みなさんは自分の性別について考えたことはあるだろうか。

 なぜ、男なのか。女なのか・・・。

 ジェンダーというのは社会・文化的な性別で、生まれながらの性別とは別の概念だ。


 俺は自分の性別について考えたことが全くない・・・。

 思考の浅い人間だからかもしれない。

 もし、女に生まれたら生まれたで、主婦になったりとそれなりにやっている気がしている。


 しかし、仮に男の体で女として育てられたら・・・男が女装しているような異世界転生でもない限りは、違和感を覚えるだろうと思う。女として育てられている事情にもよるが、男になろうと奮闘するかもしれない。


 それに対して、女が男の子のように育てられたとしても、男ほどには違和感を感じない気がする。ボーイッシュな女の子は、男女どちらから見ても魅力的だし、女は化粧したりすればすぐに女らしくなれる。それに対して、女のように育てられた男は、オカマと呼ばれていじめられ、女ほどすぐに男社会に適応できない気がする。


 カナダにデイヴィッド・ライマーという男性がいた。

 彼は一卵性双生児だった。

 赤ん坊の頃、割礼手術(包茎手術)を受けたが、医療事故で陰茎の大半を失ってしまった。カナダの割礼手術については知らないけど、アメリカでは宗教に関係なくほとんどの子が受けるものらしい。歯の矯正くらい一般的なものだとか。
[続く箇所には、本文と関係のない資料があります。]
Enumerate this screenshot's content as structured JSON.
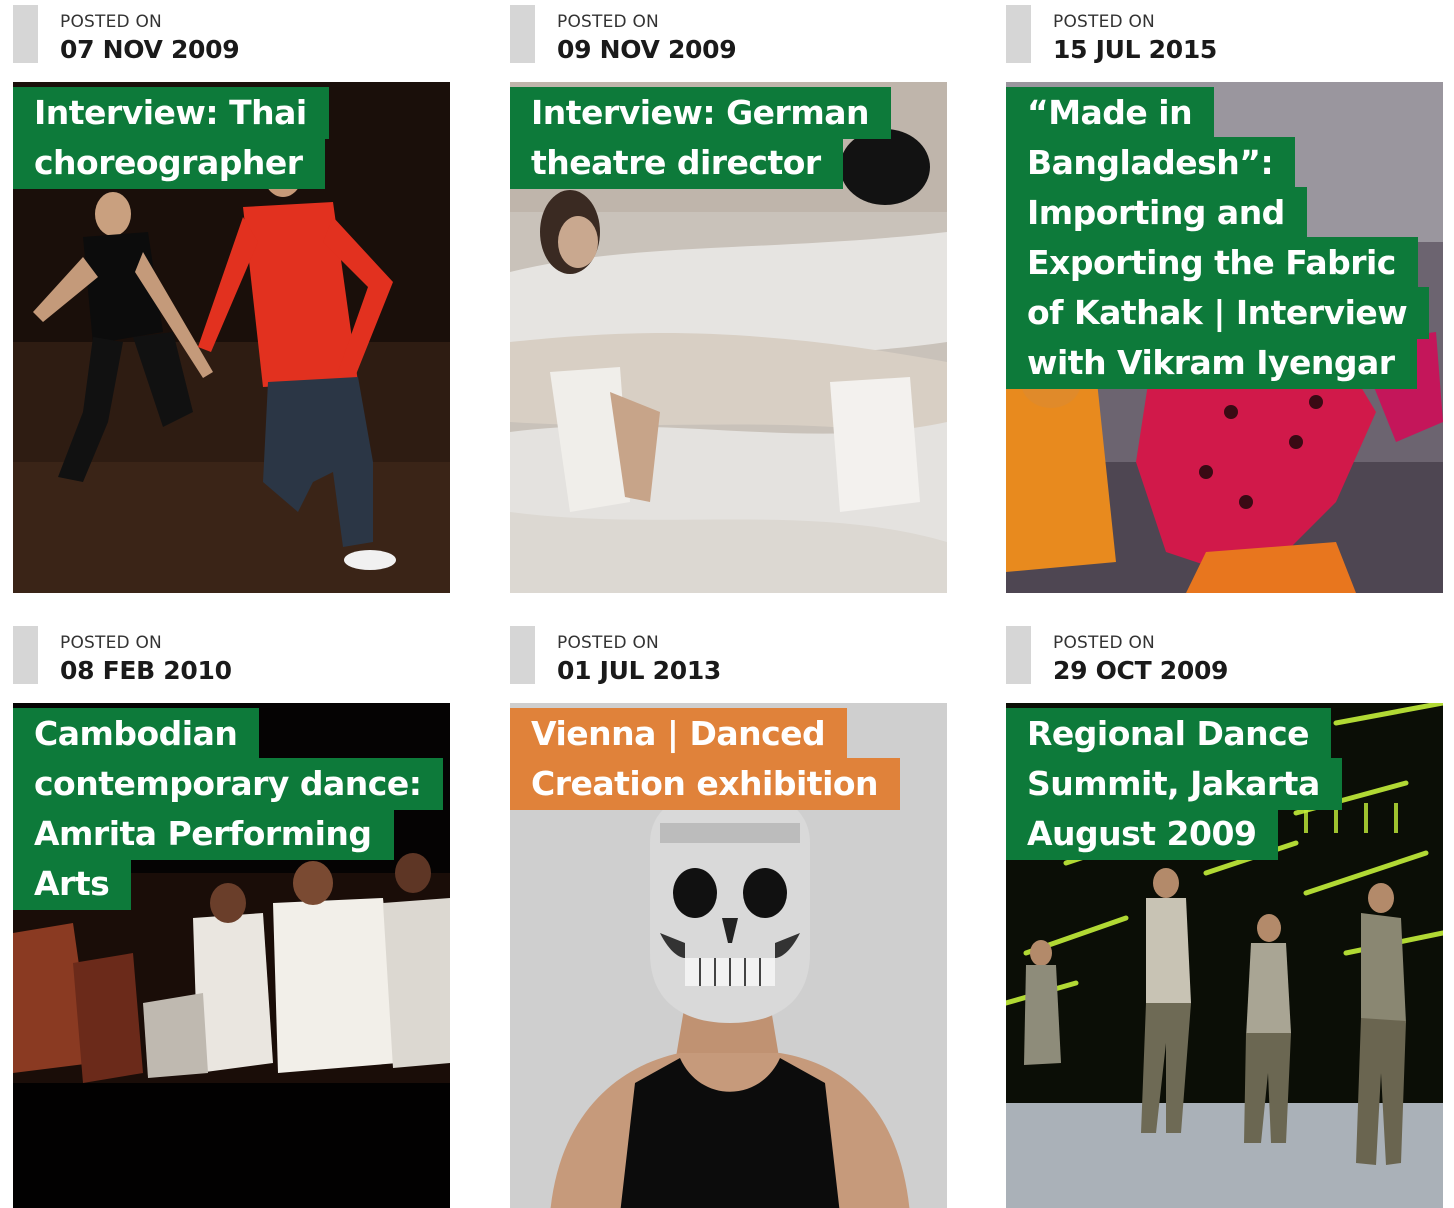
{
  "posted_label": "POSTED ON",
  "colors": {
    "title_green": "#0d7a3a",
    "title_orange": "#e0823a",
    "date_bar": "#d6d6d6"
  },
  "posts": [
    {
      "date": "07 NOV 2009",
      "title": "Interview: Thai choreographer",
      "title_color": "green",
      "image": "two male dancers on dark stage, one in red shirt"
    },
    {
      "date": "09 NOV 2009",
      "title": "Interview: German theatre director",
      "title_color": "green",
      "image": "dancers wrapped in white translucent fabric"
    },
    {
      "date": "15 JUL 2015",
      "title": "“Made in Bangladesh”: Importing and Exporting the Fabric of Kathak | Interview with Vikram Iyengar",
      "title_color": "green",
      "image": "Kathak dancers in red and orange costumes"
    },
    {
      "date": "08 FEB 2010",
      "title": "Cambodian contemporary dance: Amrita Performing Arts",
      "title_color": "green",
      "image": "dancers in white seated on dark stage"
    },
    {
      "date": "01 JUL 2013",
      "title": "Vienna | Danced Creation exhibition",
      "title_color": "orange",
      "image": "man in black tank top wearing silver skull mask"
    },
    {
      "date": "29 OCT 2009",
      "title": "Regional Dance Summit, Jakarta August 2009",
      "title_color": "green",
      "image": "dancers on stage with green neon light streaks"
    }
  ]
}
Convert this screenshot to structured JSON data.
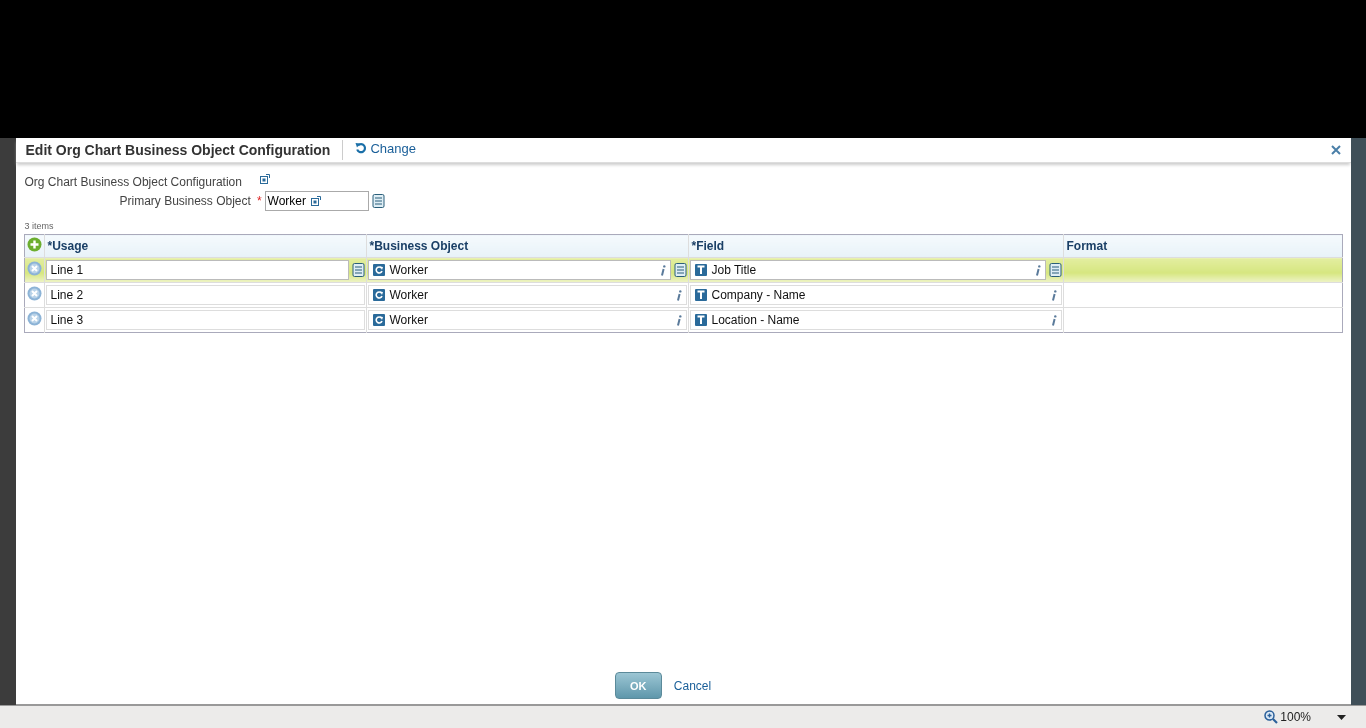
{
  "dialog": {
    "title": "Edit Org Chart Business Object Configuration",
    "change_link": "Change"
  },
  "form": {
    "config_label": "Org Chart Business Object Configuration",
    "primary_label": "Primary Business Object",
    "required_mark": "*",
    "primary_value": "Worker"
  },
  "table": {
    "count": "3 items",
    "columns": [
      "*Usage",
      "*Business Object",
      "*Field",
      "Format"
    ],
    "rows": [
      {
        "usage": "Line 1",
        "business_object": "Worker",
        "field": "Job Title",
        "selected": true
      },
      {
        "usage": "Line 2",
        "business_object": "Worker",
        "field": "Company - Name",
        "selected": false
      },
      {
        "usage": "Line 3",
        "business_object": "Worker",
        "field": "Location - Name",
        "selected": false
      }
    ]
  },
  "buttons": {
    "ok": "OK",
    "cancel": "Cancel"
  },
  "status_bar": {
    "zoom": "100%"
  }
}
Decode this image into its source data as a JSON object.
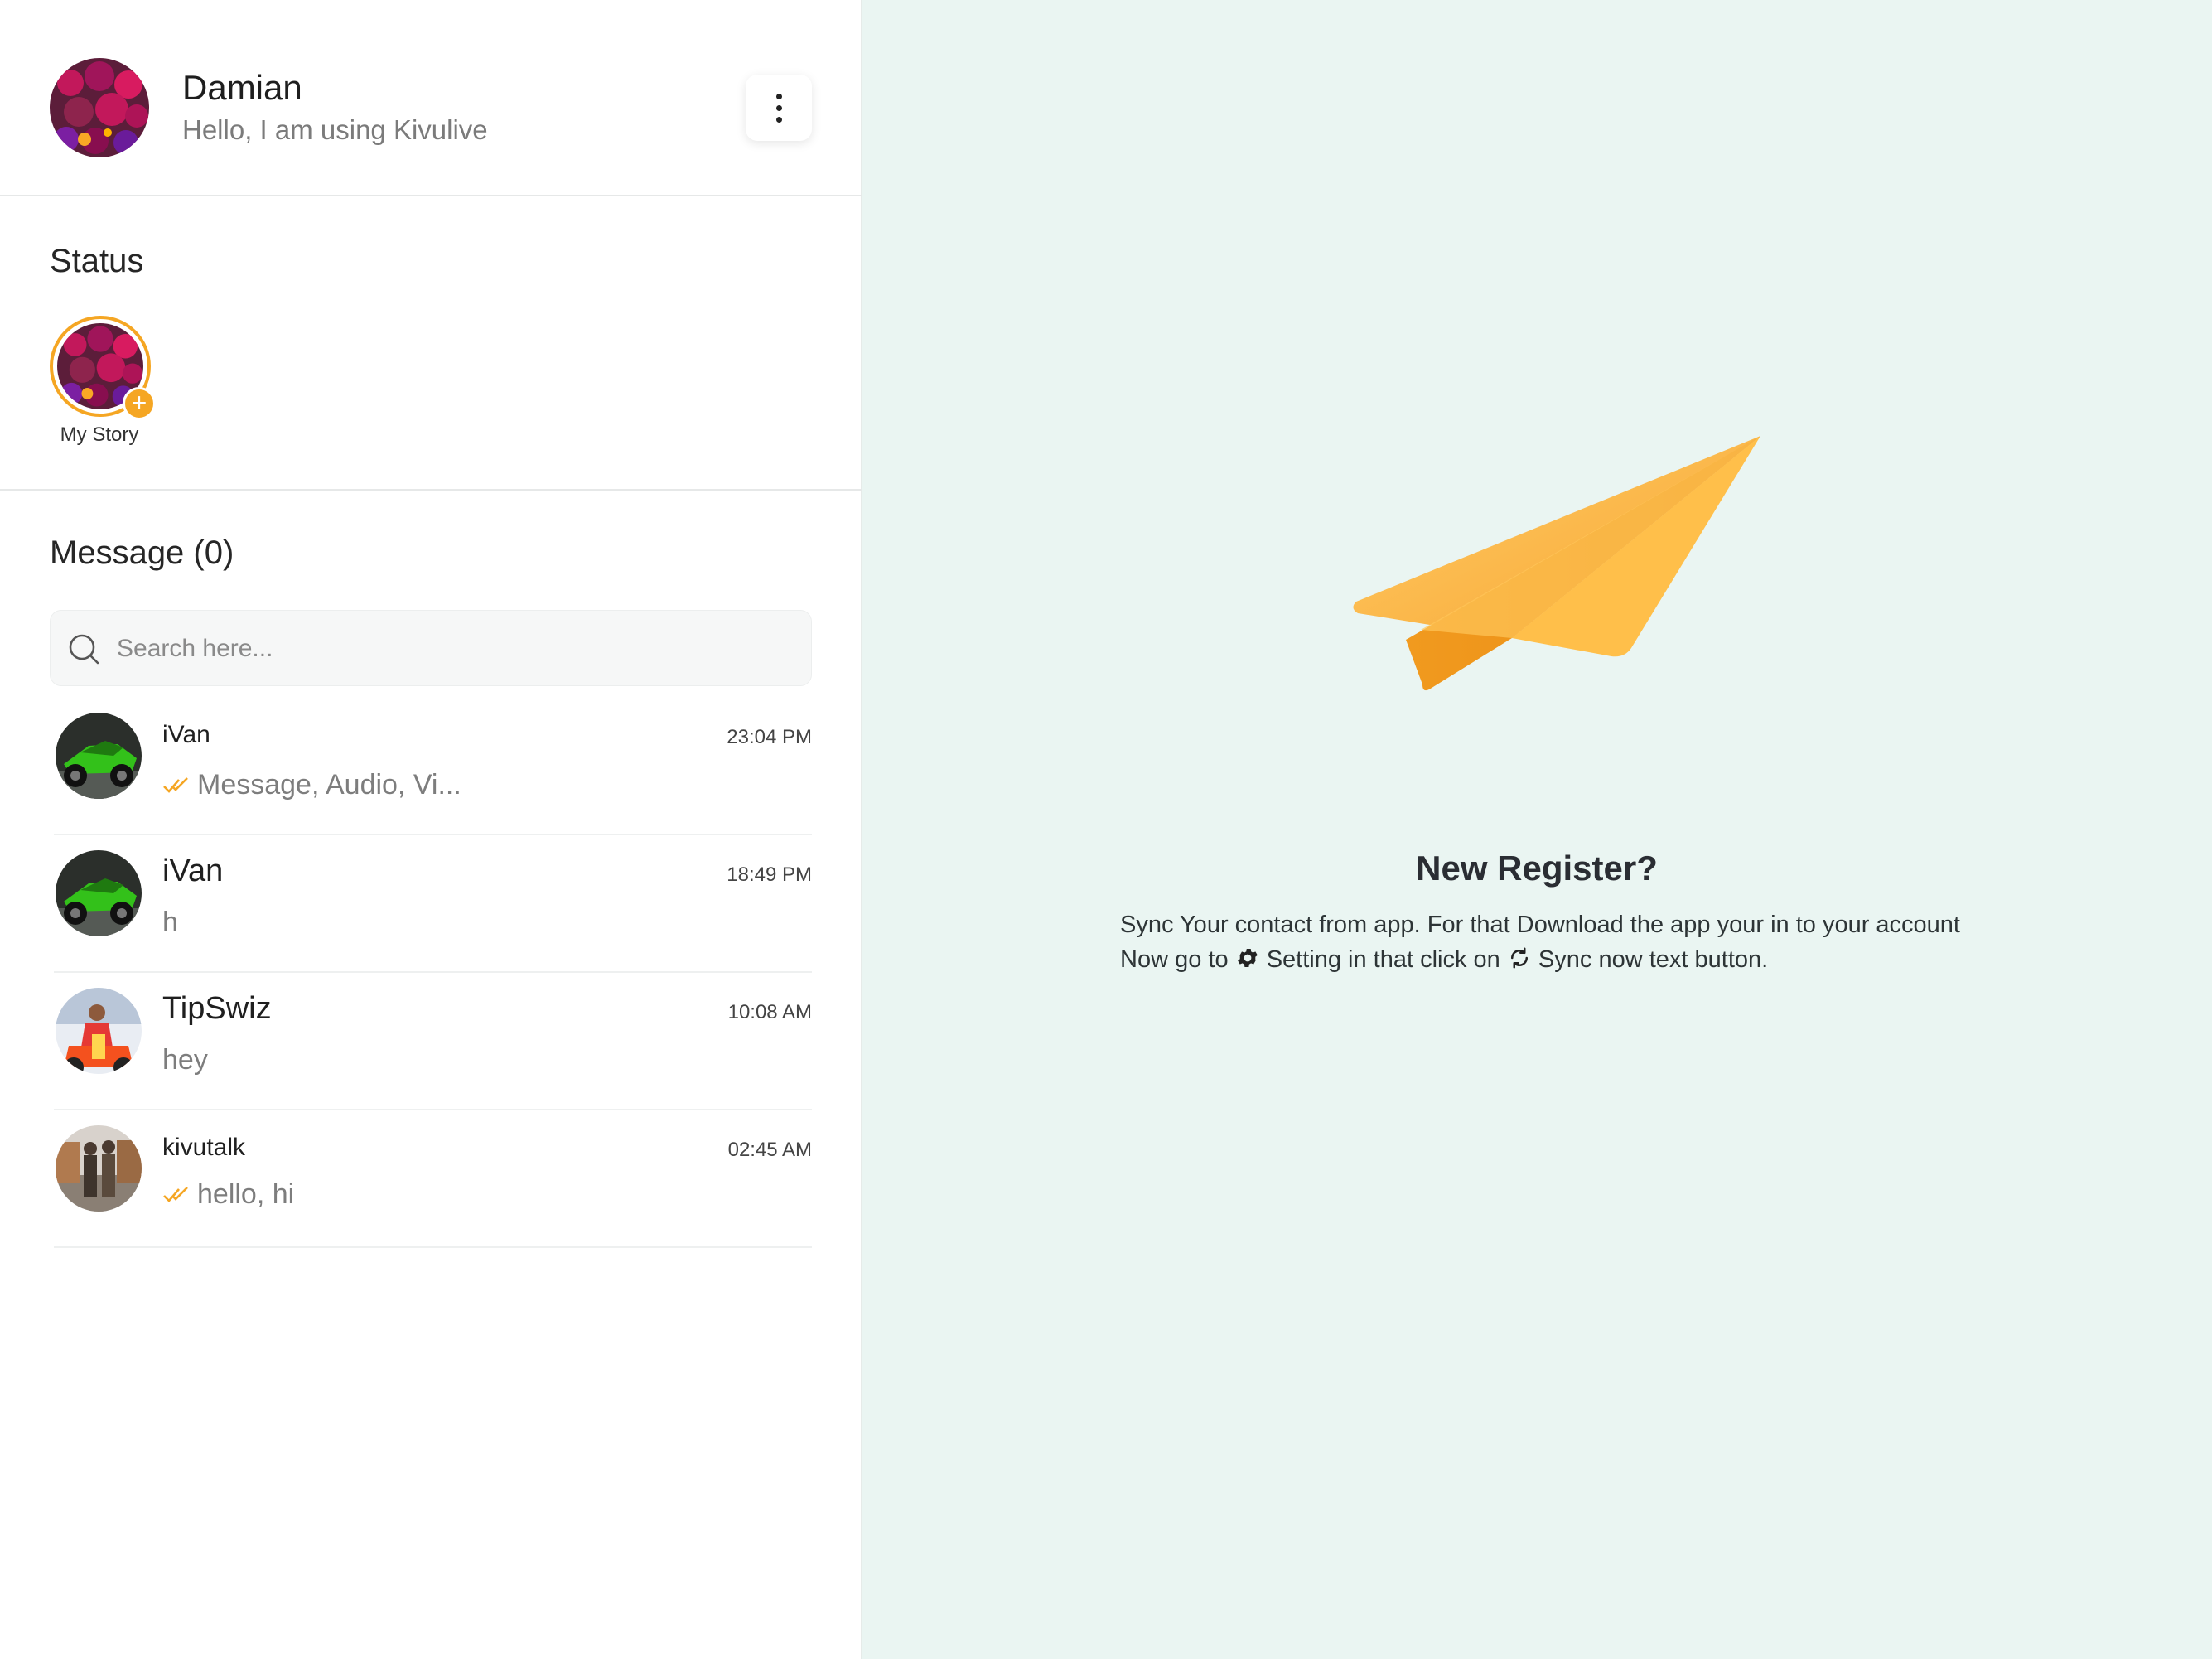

 ちなみに今はかなり減っているものの、新生児の55%くらいが受けるそうだ。


 息子の将来を悲観した両親は、心理学者のジョン・マネーという人に相談した。マネーは、性差は後天的に割り当てられたものだという主張をしており、歴史的な男女の役割を批判していたそうだ。男児でも女として育てれば、自身を女と認識するようになるという考えだった。男性としての機能を失ってしまったデイビッドの人生を考えると、女として生きていくという選択はアリだったのかもしれない。


 マネーは自身の理論を実証するために、デイヴィットの残っていた陰茎、睾丸を切除して女性として育てることを勧めた。親はそれを受け入れて、1歳10か月でデイヴィットは去勢手術を受け、以降は女の子として育てられたそうだ。双子の1人は男なのだが、デイビッドは女の子の服装と遊びを強いられた。


 もしデイビッドが性同一性障害を持っていて、自身を女だと認識していたら、これでよかったのかもしれない。


 しかし、本人は自分を女とは思ったことはなく、14歳の時には男に戻ったそうだ。彼は勇気があったと思う。写真を見ると、イケメンでアメリカのハイスクールの人気者みたいな感じの人だった。その体で男として生きていくのは、かなり過酷だったんじゃないかと想像する。

 

 その後、結婚もしているが、39歳で自殺してしまった。

 原因ははっきりしないが、夫婦関係の破綻や仕事での失敗があったようだ。


 手術に失敗したとしても、そのまま性器を残していれば、自身の子供をもうけることができただろう。彼の場合は一卵性双生児だったこともあり、心理学者の仮説を証明するには格好のサンプルになってしまった。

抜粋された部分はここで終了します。